Not only are there significant provider shortages of those who can treat Medicaid enrollees with a substance use disorder or mental health condition, but it is not within their scope of practice or licensure/certification to determine whether someone’s condition significantly impairs their ability to meet the work reporting requirements. This is not what providers are trained to do, they do not know how to do it, and many would be uncomfortable making these types of determinations. Even if this were within a provider’s scope of practice, it would not be something that would be self-evident or readily apparent in claims or encounter data, as this is rarely relevant to treating these conditions. Furthermore, as MACPAC has reported, adoption of electronic health records is low among mental health and substance use disorder providers. And, if providers are unable to make this determination when they are the medical professionals actively interacting with these individuals, it stands to reason that Medicaid agency staff or algorithms would also be unable or unqualified to do so. That is, despite CMS’s assertion that identifying specified excluded individuals will be automated, and that there will be sufficient “ex parte” data to make these determinations, the reality is that it will not and often cannot be so.
The answer should have been to allow people to self-attest to having these conditions as part of their application and renewal, as the statute provides, rather than what CMS has done by requiring documentation starting in 2028. Existing Medicaid regulations expressly provide that state Medicaid agencies may accept self-attestation, unless otherwise required by law. 42 C.F.R. § 435.945(a). The statutory language authorizing the new work reporting requirements contains no such requirement. Contrast this with the citizenship and immigration status information referenced in that regulation, implementing an explicit requirement in the statute for “satisfactory documentary evidence of citizenship or nationality.” 42 U.S.C. § 1396b(x).

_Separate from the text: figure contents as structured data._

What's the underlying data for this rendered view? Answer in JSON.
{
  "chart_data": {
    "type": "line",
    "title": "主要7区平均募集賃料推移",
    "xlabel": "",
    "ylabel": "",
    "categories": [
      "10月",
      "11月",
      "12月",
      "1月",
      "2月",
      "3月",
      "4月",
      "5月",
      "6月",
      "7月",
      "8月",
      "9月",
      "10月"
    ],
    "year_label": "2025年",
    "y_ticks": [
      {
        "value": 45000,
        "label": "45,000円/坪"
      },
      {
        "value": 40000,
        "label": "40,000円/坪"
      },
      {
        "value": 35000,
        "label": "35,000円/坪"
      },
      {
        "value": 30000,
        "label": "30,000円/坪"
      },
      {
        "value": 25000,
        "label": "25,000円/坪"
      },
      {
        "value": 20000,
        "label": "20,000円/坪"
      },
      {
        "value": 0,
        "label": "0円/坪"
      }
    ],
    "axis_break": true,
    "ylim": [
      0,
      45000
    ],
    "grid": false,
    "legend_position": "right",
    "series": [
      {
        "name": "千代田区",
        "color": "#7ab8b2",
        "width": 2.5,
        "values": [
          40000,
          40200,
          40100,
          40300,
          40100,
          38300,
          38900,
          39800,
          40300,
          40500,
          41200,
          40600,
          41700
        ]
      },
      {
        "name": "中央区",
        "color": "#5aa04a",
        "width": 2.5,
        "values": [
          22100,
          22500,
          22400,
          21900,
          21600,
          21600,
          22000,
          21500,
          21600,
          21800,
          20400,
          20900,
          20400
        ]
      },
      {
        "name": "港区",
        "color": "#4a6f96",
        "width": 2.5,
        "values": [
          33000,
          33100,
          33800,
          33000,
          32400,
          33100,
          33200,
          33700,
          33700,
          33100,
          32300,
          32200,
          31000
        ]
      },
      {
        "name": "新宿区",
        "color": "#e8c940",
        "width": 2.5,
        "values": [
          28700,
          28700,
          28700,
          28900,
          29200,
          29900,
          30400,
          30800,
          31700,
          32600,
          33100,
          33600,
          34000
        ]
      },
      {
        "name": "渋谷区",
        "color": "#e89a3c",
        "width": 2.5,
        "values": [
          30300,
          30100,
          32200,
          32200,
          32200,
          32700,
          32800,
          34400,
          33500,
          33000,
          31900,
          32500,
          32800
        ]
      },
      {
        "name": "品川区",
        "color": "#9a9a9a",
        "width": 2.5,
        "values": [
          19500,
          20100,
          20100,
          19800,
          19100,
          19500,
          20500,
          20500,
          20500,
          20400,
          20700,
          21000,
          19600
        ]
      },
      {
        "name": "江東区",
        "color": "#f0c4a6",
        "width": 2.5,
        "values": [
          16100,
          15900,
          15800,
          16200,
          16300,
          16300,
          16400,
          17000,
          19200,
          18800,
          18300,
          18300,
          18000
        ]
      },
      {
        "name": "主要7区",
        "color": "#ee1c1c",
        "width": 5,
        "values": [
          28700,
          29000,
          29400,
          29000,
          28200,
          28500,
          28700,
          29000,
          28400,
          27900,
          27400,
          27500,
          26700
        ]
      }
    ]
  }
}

Instead, the statute governing the work reporting requirements contains language in multiple places that mirrors the regulation authorizing states to accept self-attestation, and never requires documentation or documentary evidence. In this IFR, CMS fails to identify any reasonable statutory authority for requiring documentation for these individuals, let alone why they cannot self-attest this aspect of their eligibility on an ongoing basis as they are entitled to do for other requirements.
Overall, CMS’s approach not only goes beyond the scope of the law, but it is clearly unworkable for people with substance use disorders or mental health conditions, their providers, and states. It jeopardizes the progress this country has made in reducing overdose deaths, and will lead to eligible individuals losing their Medicaid coverage.